My tutor built a simple website he gave me, using AJAX to always stay on 1 page, and brings the menus according to user actions (they are hidden if not used, brought back to front if used).
I have set up an apache server which I configured to execute CGI scripts, and it works.
To always stay on one page, I used the '204 No Content' return trick, so that the server's answer to the page is 'I don't have anything to say, just stay on this page'.
But the one problem I have is that the CGI is launched only once. If I click the button for the first time it works, afterwards nothing happens.
I tried using the SSI (shtml) to use the in a button code instead of using a FORM with GET method but the script still won't execute twice.
I might be using the wrong tools.
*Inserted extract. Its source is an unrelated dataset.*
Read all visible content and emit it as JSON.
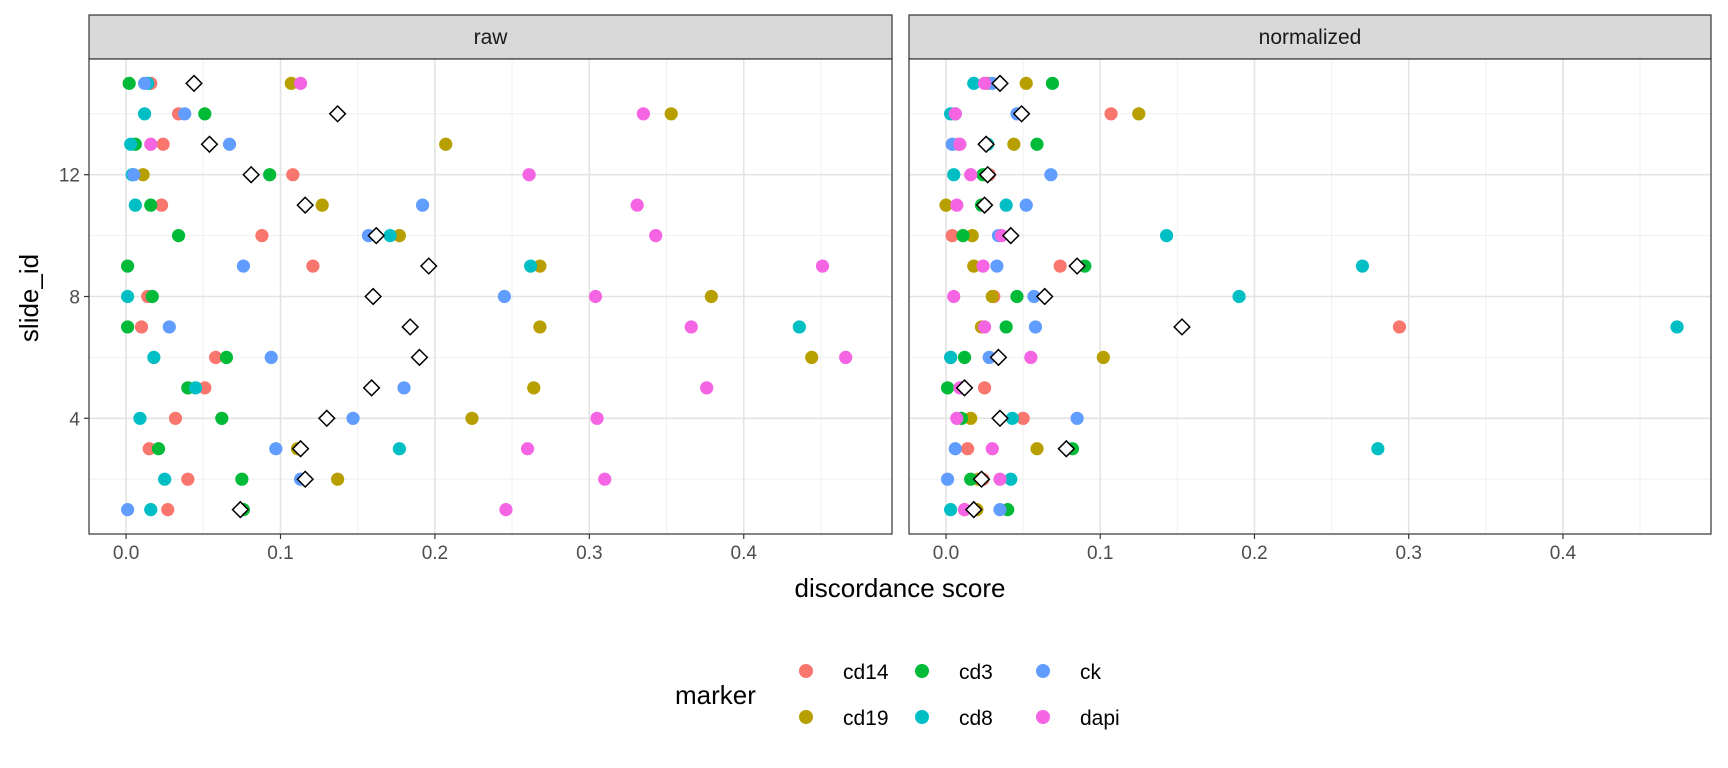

Should I keep going with CGIs ? Or is there something else (like AJAX, jquery) that actually is designed to do what I want ?
Thanks for having read.
EDIT : I have found a way around it (it's always when I'm desperate after looking for days for an answer that I go to forums and then find myself a nice solution in the next hour .... )
I used a basic link, and for some reason it has a different behaviour than using a button. Whatever. My interrogations on the technologies used still stand though :)
EDIT2 : My solution is crappy, for some reason the script is also called at page refresh (or when the page loads for the first time). It's strange, because since it's in the it should only be spawned when I click on it ...
Familiarize yourself with jQuery and its AJAX API. You can't make it not load a new page unless you use AJAX. Here is an example of what an AJAX call looks like:
$.ajax({
url: 'http://server.domain.com/cgi-bin/myfile.cgi',
data: {
x: 1,
today: '20110504',
user: 'Joe'
}
}).success(function(data, status, xhr) {
if (data)
alert(data);
});
That is for jQuery 1.5 or higher. You can run that whenever a certain button is clicked like this:
HTML for the button:
<input type="button" id="doThis"/>
JavaScript:
$(function() {
$('#doThis').click(function() {
//put AJAX sample shown above, here
});
});